Cambodia's economic outlook remains robust in the near-term despite the country set to face bigger external risks and potentially lose trade privileges to its main markets, an International Monetary Fund (IMF) team has told the finance minister.
An IMF team visited Phnom Penh earlier this month and met with Minister of Economy and Finance Aun Pornmoniroth to conduct interim discussions on recent developments and the outlook for the Kingdom’s economy.
It projected that Cambodia’s economic growth will remain between 6.5 and seven per cent in the near and medium term, thanks to better fiscal performance, the ministry said.
However, the IMF team warned that Cambodia is now subject to higher risks than before that could affect economic growth – including the potential loss of the EU’s Everything But Arms (EBA) scheme, a spillover effect of the China-US trade war and the UK’s decision to leave the EU.
“[The IMF team] also expressed their concerns with the increase in capital expenses . . . and the continued increase of credit to the construction and real estate sectors, which could lead to systematic risk to the financial sector, the ministry said.
It added that the team also favourably assessed the government’s efforts to remedy such issues by imposing measures, such as lowering electricity prices, adjusting the minimum wage and reducing the number of public holidays.

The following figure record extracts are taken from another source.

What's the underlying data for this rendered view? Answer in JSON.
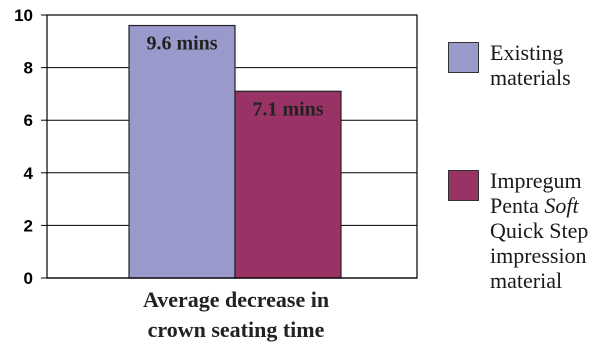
{
  "chart_data": {
    "type": "bar",
    "categories": [
      "Average decrease in crown seating time"
    ],
    "category_lines": [
      "Average decrease in",
      "crown seating time"
    ],
    "series": [
      {
        "name": "Existing materials",
        "values": [
          9.6
        ],
        "color": "#9999cc",
        "data_label": "9.6 mins"
      },
      {
        "name": "Impregum Penta Soft Quick Step impression material",
        "values": [
          7.1
        ],
        "color": "#993366",
        "data_label": "7.1 mins"
      }
    ],
    "ylim": [
      0,
      10
    ],
    "yticks": [
      "0",
      "2",
      "4",
      "6",
      "8",
      "10"
    ],
    "grid": true,
    "legend_position": "right"
  },
  "legend": {
    "items": [
      {
        "lines": [
          "Existing",
          "materials"
        ],
        "color": "#9999cc"
      },
      {
        "line1": "Impregum",
        "line2_prefix": "Penta ",
        "line2_italic": "Soft",
        "line3": "Quick Step",
        "line4": "impression",
        "line5": "material",
        "color": "#993366"
      }
    ]
  }
}
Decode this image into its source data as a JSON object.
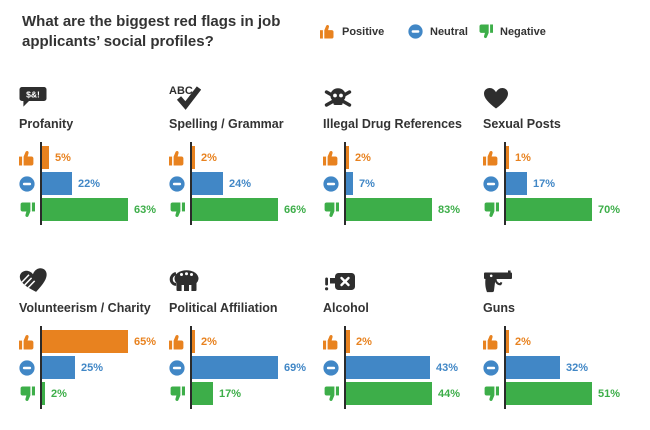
{
  "title": "What are the biggest red flags in job applicants’ social profiles?",
  "legend": {
    "positive": {
      "label": "Positive"
    },
    "neutral": {
      "label": "Neutral"
    },
    "negative": {
      "label": "Negative"
    }
  },
  "chart_data": {
    "type": "bar",
    "orientation": "horizontal",
    "unit": "percent",
    "title": "What are the biggest red flags in job applicants’ social profiles?",
    "series": [
      "Positive",
      "Neutral",
      "Negative"
    ],
    "colors": {
      "positive": "#E8821F",
      "neutral": "#4187C6",
      "negative": "#3DAE49",
      "axis": "#2B2B2B",
      "icon": "#2E2E2E",
      "text": "#333333"
    },
    "layout": {
      "grid": "4x2",
      "scaling": "each mini-chart scaled to its own longest bar",
      "legend_position": "top"
    },
    "charts": [
      {
        "category": "Profanity",
        "icon": "profanity-speech-bubble-icon",
        "values": {
          "positive": 5,
          "neutral": 22,
          "negative": 63
        },
        "labels": [
          "5%",
          "22%",
          "63%"
        ]
      },
      {
        "category": "Spelling / Grammar",
        "icon": "spelling-grammar-abc-check-icon",
        "values": {
          "positive": 2,
          "neutral": 24,
          "negative": 66
        },
        "labels": [
          "2%",
          "24%",
          "66%"
        ]
      },
      {
        "category": "Illegal Drug References",
        "icon": "skull-crossbones-icon",
        "values": {
          "positive": 2,
          "neutral": 7,
          "negative": 83
        },
        "labels": [
          "2%",
          "7%",
          "83%"
        ]
      },
      {
        "category": "Sexual Posts",
        "icon": "heart-icon",
        "values": {
          "positive": 1,
          "neutral": 17,
          "negative": 70
        },
        "labels": [
          "1%",
          "17%",
          "70%"
        ]
      },
      {
        "category": "Volunteerism / Charity",
        "icon": "heart-hand-icon",
        "values": {
          "positive": 65,
          "neutral": 25,
          "negative": 2
        },
        "labels": [
          "65%",
          "25%",
          "2%"
        ]
      },
      {
        "category": "Political Affiliation",
        "icon": "elephant-icon",
        "values": {
          "positive": 2,
          "neutral": 69,
          "negative": 17
        },
        "labels": [
          "2%",
          "69%",
          "17%"
        ]
      },
      {
        "category": "Alcohol",
        "icon": "alcohol-flask-icon",
        "values": {
          "positive": 2,
          "neutral": 43,
          "negative": 44
        },
        "labels": [
          "2%",
          "43%",
          "44%"
        ]
      },
      {
        "category": "Guns",
        "icon": "gun-icon",
        "values": {
          "positive": 2,
          "neutral": 32,
          "negative": 51
        },
        "labels": [
          "2%",
          "32%",
          "51%"
        ]
      }
    ]
  }
}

Realising the possibility of losing access to the EBA scheme, Pornmoniroth said the government has taken the issue into account for economic projection and has launched a series of reforms to prevent risk and to maintain economic growth at at least 6.5 per cent.
Prime Minister Hun Sen late last month announced large-scale economic reforms, outlining a 17-point strategy to stimulate economic growth that he said could save the private sector up to $400 million per year.
The strategy included a number of key money-saving initiatives for private businesses – including reducing costs associated with shipping, port service fees and electricity, as well as railway operation management reforms.
He said the reforms will allow Cambodia’s exports to remain competitive – even if the EU removes the Kingdom’s access to the EBA scheme.
The Asian Development Bank (ADB) early this month projected that the Kingdom’s economy will grow seven per cent this year, a slight decline from last year’s 7.3 per cent due to external factors.
With a slowdown forecast in advanced economies such as those in Europe, the US, Japan and China – major destinations for Cambodian exports – growth will likely slow for the Kingdom’s exports and its tourism sector, ADB’s Asian Development Outlook 2019 report states.